Watchdogs want to put these malicious delinquent borrowers on databases overseen by the central bank to alert all lenders, according to a notice issued on Wednesday by the Office of the Leading Group for the Special Campaign Against Internet Financial Risks and seen by Caixin.

Local authorities, who are responsible for supervising P2P lenders registered in their respective administrative areas, were given until midday Thursday to compile and submit lists of borrowers who have defaulted on loan repayments since the beginning of July, including details such as the size of loan, whether borrowers are contactable, and whether demands for repayment have had any effect, according to the notice.

The office, housed at the central bank, will coordinate with the country’s credit reference system operators such as the People’s Bank of China’s Credit Reference Center (CRC) and Baihang Credit Scoring to include the information on the debt dodgers into their database, it added.

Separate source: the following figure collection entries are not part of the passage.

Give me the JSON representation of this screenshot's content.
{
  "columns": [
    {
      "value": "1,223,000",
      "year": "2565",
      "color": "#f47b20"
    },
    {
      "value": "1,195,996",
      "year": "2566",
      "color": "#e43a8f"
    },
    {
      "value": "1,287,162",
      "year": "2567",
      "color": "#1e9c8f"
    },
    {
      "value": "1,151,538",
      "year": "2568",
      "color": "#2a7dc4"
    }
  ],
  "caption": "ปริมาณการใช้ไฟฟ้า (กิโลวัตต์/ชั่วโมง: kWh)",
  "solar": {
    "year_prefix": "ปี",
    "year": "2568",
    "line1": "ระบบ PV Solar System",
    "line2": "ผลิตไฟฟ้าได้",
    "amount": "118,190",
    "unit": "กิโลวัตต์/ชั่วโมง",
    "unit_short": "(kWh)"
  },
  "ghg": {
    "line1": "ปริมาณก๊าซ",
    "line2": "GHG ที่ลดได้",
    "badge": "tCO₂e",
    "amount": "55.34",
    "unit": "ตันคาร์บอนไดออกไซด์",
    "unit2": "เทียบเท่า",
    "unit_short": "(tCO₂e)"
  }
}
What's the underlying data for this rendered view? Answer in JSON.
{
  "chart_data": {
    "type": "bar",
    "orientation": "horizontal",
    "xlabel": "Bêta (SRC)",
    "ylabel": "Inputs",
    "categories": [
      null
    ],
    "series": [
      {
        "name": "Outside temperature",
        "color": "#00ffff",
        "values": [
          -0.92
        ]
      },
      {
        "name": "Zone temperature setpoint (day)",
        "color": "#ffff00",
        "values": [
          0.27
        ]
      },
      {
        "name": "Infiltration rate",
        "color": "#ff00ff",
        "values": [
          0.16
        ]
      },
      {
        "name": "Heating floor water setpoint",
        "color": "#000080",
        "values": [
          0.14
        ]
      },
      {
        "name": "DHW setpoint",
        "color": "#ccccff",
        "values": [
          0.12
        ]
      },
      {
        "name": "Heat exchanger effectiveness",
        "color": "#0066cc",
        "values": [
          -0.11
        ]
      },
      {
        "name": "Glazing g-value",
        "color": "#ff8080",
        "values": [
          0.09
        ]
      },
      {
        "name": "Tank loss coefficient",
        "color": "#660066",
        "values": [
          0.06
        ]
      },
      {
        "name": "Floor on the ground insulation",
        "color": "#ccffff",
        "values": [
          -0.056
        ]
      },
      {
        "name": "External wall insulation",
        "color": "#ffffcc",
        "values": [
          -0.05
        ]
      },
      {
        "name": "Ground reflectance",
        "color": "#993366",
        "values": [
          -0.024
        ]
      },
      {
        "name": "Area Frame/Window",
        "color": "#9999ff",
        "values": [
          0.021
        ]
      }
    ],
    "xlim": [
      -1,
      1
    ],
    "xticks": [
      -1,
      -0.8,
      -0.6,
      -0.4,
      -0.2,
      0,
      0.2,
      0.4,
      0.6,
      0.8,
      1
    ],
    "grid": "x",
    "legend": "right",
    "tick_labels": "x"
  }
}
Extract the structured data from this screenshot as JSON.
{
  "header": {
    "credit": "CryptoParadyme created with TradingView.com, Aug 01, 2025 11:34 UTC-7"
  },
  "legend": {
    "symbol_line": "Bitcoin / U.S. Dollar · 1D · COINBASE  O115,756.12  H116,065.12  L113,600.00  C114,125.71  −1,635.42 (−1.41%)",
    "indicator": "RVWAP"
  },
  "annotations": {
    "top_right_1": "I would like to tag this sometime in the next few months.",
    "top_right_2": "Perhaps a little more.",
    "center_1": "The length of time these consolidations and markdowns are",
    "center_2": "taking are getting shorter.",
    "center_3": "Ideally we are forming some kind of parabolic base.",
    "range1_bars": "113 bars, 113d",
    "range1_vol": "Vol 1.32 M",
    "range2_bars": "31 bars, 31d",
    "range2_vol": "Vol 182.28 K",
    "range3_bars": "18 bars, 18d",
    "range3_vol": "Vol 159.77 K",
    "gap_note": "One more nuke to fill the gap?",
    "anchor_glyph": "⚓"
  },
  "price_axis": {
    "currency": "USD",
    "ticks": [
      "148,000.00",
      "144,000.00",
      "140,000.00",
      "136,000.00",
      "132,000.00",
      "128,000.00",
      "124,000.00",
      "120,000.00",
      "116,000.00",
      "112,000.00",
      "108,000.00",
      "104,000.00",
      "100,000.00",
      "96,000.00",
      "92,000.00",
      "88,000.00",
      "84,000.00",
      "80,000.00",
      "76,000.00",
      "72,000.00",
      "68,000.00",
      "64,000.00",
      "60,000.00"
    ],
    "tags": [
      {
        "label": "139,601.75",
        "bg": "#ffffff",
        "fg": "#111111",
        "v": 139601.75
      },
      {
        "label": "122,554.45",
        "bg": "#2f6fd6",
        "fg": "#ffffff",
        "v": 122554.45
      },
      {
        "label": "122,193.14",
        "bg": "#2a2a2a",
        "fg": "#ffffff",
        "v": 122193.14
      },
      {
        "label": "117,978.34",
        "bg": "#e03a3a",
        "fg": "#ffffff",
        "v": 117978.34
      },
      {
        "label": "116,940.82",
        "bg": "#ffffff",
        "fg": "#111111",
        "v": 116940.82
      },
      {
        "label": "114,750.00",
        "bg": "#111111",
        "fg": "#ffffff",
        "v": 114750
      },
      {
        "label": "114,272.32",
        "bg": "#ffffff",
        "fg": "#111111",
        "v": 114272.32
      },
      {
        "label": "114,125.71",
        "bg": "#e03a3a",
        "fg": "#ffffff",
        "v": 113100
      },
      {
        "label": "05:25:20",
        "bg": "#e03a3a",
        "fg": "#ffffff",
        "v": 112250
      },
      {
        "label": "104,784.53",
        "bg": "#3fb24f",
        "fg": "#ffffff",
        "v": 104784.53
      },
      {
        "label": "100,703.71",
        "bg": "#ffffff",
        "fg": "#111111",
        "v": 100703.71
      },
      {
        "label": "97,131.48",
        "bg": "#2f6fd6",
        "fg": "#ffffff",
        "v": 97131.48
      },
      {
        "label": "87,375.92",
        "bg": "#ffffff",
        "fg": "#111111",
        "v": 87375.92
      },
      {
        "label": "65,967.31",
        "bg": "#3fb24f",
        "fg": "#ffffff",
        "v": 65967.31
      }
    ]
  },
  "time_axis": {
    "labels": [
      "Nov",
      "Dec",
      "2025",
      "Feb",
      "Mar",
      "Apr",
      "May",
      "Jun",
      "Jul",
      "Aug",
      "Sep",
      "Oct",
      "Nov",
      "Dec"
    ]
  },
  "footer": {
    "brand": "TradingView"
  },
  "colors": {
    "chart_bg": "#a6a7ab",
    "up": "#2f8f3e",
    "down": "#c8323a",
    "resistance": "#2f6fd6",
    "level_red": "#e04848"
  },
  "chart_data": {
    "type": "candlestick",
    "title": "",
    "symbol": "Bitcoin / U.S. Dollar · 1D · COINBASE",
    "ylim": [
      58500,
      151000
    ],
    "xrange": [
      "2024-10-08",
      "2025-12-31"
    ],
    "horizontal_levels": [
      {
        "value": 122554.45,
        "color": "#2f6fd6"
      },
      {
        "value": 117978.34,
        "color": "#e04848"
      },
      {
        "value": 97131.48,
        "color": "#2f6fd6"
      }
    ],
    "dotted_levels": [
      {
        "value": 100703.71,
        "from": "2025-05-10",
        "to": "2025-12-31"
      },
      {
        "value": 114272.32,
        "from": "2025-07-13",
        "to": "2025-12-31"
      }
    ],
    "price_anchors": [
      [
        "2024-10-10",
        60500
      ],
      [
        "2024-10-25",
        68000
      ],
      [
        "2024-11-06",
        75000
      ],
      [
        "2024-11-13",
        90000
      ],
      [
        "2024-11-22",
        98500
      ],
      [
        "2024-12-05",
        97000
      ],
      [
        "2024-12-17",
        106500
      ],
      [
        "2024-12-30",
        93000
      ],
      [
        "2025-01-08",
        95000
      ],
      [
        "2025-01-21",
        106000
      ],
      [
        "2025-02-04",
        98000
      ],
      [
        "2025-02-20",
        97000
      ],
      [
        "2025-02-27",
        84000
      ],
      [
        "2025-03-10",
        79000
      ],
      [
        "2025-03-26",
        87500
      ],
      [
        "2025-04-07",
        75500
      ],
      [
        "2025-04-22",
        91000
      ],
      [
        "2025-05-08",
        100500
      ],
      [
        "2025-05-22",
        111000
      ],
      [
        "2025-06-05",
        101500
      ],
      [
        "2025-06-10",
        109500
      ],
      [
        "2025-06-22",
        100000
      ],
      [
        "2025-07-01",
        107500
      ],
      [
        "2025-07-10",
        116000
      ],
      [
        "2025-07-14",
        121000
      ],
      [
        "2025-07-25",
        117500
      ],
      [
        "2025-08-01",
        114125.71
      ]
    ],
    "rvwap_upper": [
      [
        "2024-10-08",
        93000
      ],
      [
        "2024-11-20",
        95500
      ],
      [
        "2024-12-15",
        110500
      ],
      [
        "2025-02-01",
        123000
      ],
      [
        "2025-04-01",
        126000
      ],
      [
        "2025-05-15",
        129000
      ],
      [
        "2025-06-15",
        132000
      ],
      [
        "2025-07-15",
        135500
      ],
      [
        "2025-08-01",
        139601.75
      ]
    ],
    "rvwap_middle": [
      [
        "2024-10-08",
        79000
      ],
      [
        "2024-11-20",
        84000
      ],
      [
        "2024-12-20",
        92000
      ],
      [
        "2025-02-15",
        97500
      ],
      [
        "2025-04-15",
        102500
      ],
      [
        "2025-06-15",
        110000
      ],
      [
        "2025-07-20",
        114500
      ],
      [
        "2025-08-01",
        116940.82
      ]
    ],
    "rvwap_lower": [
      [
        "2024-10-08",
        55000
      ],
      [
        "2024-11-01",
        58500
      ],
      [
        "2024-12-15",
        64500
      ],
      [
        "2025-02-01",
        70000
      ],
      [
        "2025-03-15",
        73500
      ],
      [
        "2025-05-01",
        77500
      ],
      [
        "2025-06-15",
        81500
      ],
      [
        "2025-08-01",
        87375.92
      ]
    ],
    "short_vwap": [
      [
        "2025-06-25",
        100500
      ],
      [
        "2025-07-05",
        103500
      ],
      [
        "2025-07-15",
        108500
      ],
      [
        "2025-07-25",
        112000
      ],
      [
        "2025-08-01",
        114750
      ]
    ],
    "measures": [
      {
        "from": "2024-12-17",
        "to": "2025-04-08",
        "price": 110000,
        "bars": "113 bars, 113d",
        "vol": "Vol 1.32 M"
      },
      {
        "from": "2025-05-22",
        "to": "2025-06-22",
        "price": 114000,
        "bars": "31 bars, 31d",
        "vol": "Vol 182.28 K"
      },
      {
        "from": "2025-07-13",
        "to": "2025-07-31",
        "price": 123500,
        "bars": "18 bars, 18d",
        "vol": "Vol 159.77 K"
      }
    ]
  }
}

The action is intended to “severely crack down on vicious debt evasion,” the document said, noting that growing risks revealed in the P2P industry in recent months have led some borrowers to default in the hope of escaping their obligations when the platform they took out the loan from collapses.

Worried investors

Debt evasion could have grave consequences for the entire industry because a surge in bad-loan ratios risks triggering a run on the platforms by worried investors demanding their cash back, a researcher focused on the P2P sector, who declined to be named, told Caixin.

Executives at several P2P platforms interviewed by Caixin complained that the cost to borrowers of reneging on their loans is low because the development of credit reference systems and tools for regulatory surveillance have lagged behind the boom in online lending.

The CRC runs the country’s most comprehensive database, covering both corporate and individual borrowers. However, its contributors are mainly traditional financial institutions such as banks and data recorded by P2P lending platforms have so far not been included.

It was only this year that Baihang Credit Scoring, a credit reference agency dedicated to nontraditional lending, was set up. The organization, which is also backed by the central bank, will pool personal credit information from new lending channels including P2P platforms, but it has only just got up and running, signing agreements with its first group of data-sharing partners in June. Among the 15 companies, only two are P2P lending platforms, a fraction of the 1,645 such businesses still in operation.

Hundreds of online P2P lending platforms have hit financial or legal troubles over the past few months amid slowing economic growth, a cash squeeze fueled by the government’s crackdown on off-balance-sheet banking, and an impending deadline for P2P lenders to comply with regulations, which has since been extended to June 2019.

At least 165 P2P platforms either had difficulties meeting cash withdrawal demands, saw their owners abscond with investor funds or were investigated by police in July, nearly triple the number in June, according to a report by internet lending research firm Wangdaizhijia.

In one of the biggest scandals to hit the industry, Shanghai-based Zillion Holdings was found to have illegally raised over 38 billion yuan ($5.6 billion) through P2P platforms and other outlets since December 2012. The man behind the company, Wu Zaipin, has disappeared.

The wave of falling P2P platforms has caused panic among investors, with some reportedly taking to the streets to protest in Beijing's financial district on Monday where the head offices of the financial regulators are located.